Sound like one of those tourist places to buy last-minute gifts for relatives you forgot about while on vacation? It is. Prices start at $5.
But Salisbury Pewter is more than a place to buy inexpensive presents. It has earned a reputation as the maker of pewter for presidents.
Ronald and Nancy Reagan took 352 pewter jewelry boxes from Salisbury Pewter to the summit in Helsinki in 1988. Nancy Reagan gave pewter candy dishes, engraved with her signature, to senators' wives. The couple once ordered six-inch trays engraved with the presidential seal and both their names.
"We did a mess of work for the Reagans," said Terry Gladden, Salisbury born and bred, and president and co-owner of the company, which is projecting $1.5 million to $2 million in sales this year.
Vice President Quayle orders small, rounded baby cups engraved with an image of the vice president's Washington residence. The Quayle name is stamped on the bottom.
"They usually get about 25 to 50 at a time. I guess they give them out as gifts to friends with babies," Gladden said.
Regular customers include members of Congress, every branch of the armed services, colleges and universities throughout the nation, the Maryland legislature, the Du Pont Co., Ashland Oil -- the list goes on.
Tiffany & Co.'s 1990 corporate Christmas catalog included four items from Salisbury Pewter -- a candy dish, a cup, a jewelry box and a mirror for a purse.
Tiffany has been a customer for several years, but all of its products must be stamped with Tiffany's name, Gladden said.
The name on the product doesn't matter. Gladden and his employees know who made it.
"I never thought I'd be in a Tiffany catalog. But it's because of the quality of the work we're giving," Gladden said. His employees "really get fascinated when we get these special orders in here. It builds their ego."
He said 85 to 90 percent of the business is custom work.
The secret to the quality is that each piece is made by hand with a polished pewter that looks like silver, but is much cheaper, Gladden said.
The most expensive item in the gift shop is a 10-inch punch bowl for $250. The baby cups bought by the Quayles sell for $25. An engraved sterling silver cup would cost about $250 and still look like one of Salisbury Pewter's cups, Gladden said.
The company also does "beading," a decorative process usually done around the rim of a cup.
The company will also engrave a thin line around the midsection or near the rim of a cup for decoration.
"Everything here is made one piece at a time. It's all handcrafted like it was in the 1800s," Gladden said.

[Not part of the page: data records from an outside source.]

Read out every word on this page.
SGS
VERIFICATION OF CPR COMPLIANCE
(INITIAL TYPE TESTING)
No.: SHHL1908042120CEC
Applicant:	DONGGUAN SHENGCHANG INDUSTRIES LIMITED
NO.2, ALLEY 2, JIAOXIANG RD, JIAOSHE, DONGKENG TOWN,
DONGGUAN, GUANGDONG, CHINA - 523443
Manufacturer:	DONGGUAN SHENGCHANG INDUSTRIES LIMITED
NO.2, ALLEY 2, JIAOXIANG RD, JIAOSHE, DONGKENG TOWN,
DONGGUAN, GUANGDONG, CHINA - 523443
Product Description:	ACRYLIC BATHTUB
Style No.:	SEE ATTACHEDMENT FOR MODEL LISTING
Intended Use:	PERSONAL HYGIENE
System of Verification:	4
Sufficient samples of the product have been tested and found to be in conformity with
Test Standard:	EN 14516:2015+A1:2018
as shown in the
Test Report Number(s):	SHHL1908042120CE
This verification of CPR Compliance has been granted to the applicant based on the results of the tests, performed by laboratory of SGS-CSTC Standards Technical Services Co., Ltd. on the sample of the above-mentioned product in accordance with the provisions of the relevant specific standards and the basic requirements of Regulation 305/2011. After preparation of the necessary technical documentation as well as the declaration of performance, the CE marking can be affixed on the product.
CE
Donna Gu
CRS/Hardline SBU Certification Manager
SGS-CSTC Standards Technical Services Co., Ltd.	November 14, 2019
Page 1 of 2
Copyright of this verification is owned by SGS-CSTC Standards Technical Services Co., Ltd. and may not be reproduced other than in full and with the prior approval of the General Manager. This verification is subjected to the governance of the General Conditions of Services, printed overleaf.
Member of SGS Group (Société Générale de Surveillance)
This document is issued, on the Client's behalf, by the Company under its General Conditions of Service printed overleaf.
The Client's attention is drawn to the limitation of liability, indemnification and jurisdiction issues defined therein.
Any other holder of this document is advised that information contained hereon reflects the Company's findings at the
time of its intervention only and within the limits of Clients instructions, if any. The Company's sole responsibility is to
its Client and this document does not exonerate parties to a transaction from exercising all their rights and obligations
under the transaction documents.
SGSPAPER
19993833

The pewter pieces are made on the premises, next to the gift shop.
"It's hand-spun, then hand-trademarked, then hand-polished. If it goes to soldering, it's hand-soldered, then it goes to engraving," he said.
Some engraving is done by hand; the rest by computer.
Lynn L. Parsons is the engraving supervisor. She engraves by hand if the design is not available on a computer disk.
"You have to learn the right pressure for your hand so you know how deep to go. It takes a steady hand," she said.
An engraving of the Maryland state seal on a serving tray, along with the recipient's name and title, takes about four minutes by computer and 15 to 20 minutes by hand.
It can take from 12 to 15 minutes to make one pewter piece, such as a baby cup.
"If it was not handcrafted, you could probably do it in half the time, but you wouldn't have the quality. You wouldn't have the decorative beading on it," Gladden said. "It would just be a plain cup."